Something buzzed. Alex stiffened, and my eyes dropped to his coat pocket, which buzzed again.

My grin faded. “You said your phone died.”

Just like that, the tension returned, simmering in the air until it became a full-on boil.

The night was an emotional rollercoaster, and I couldn’t keep up.

“I charged it in the car.” Alex sipped his wine, his shoulders tense.

“But you didn’t reply to any of my messages or calls.” I tucked my hands beneath my thighs, suddenly cold even though the heat was on. “Why were you really late, Alex?”

“I told you, I had urgent business to take care of.”

“That’s not good enough.”

“I don’t know what you want me to tell you.”

“The truth!” I lowered my voice when the diners at the next table shot me an alarmed look. “That’s all I want. Please. My fath—Michael lied to me my entire life, and I don’t want you to start.”

A shadow passed over Alex’s face before it disappeared. “I won’t lie unless the truth hurts you.”

My teeth clenched. “Alex—”

“Plausible deniability exists for a reason, Sunshine.” He cut into his pasta with more force than necessary.

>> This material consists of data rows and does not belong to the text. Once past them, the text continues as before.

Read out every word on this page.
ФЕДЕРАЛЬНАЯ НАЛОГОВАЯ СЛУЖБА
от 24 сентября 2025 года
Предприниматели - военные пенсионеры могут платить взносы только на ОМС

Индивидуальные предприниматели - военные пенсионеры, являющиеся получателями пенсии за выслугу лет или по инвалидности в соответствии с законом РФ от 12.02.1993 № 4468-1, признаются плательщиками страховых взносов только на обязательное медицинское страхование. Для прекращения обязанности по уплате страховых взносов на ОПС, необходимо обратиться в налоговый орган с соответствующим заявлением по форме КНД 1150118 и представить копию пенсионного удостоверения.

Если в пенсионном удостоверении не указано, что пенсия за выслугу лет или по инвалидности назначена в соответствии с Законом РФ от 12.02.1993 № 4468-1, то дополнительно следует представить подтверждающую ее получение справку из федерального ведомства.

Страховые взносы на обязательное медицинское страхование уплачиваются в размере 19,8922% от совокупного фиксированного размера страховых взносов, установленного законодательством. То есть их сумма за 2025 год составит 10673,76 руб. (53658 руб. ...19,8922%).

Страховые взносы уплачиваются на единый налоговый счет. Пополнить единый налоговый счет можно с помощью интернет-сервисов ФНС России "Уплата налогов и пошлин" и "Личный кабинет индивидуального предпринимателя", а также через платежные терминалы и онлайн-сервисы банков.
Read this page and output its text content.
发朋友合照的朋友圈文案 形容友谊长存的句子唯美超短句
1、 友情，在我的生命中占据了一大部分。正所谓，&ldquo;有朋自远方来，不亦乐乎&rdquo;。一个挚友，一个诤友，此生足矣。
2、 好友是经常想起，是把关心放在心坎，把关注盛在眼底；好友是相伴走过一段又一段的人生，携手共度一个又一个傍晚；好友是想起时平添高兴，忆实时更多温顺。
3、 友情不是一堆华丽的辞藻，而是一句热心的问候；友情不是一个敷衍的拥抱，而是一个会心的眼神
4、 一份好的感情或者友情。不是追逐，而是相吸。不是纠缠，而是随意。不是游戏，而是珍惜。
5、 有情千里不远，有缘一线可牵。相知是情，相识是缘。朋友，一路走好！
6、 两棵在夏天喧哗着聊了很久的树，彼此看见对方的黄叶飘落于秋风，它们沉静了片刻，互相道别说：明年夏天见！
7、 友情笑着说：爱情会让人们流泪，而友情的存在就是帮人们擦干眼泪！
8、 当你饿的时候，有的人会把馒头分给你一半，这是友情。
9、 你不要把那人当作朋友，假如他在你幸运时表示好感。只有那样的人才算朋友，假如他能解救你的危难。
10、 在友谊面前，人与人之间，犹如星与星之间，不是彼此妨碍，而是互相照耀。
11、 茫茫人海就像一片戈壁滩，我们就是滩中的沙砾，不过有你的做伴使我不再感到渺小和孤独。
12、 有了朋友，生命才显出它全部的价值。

“What did you do?” I whispered.

Alex tightened his grip on his fork. “I’m not always a good person. I don’t always do the right thing. You know that, even if you seem determined to see the good in me. I won’t—” He released a pent-up breath, looking frustrated. “Just drop it, Ava. For your own sake.”

“Sure. I’ll drop it.” I tossed my napkin on the table, my own frustration boiling over. “I’m also leaving. I’ve lost my appetite.”

“Sunshine—” He reached for me, but I shrugged him off and ran out before he could stop me.

My chest felt tight as I speed-walked home. What should’ve been one of the best nights of my life had turned into one of the worst.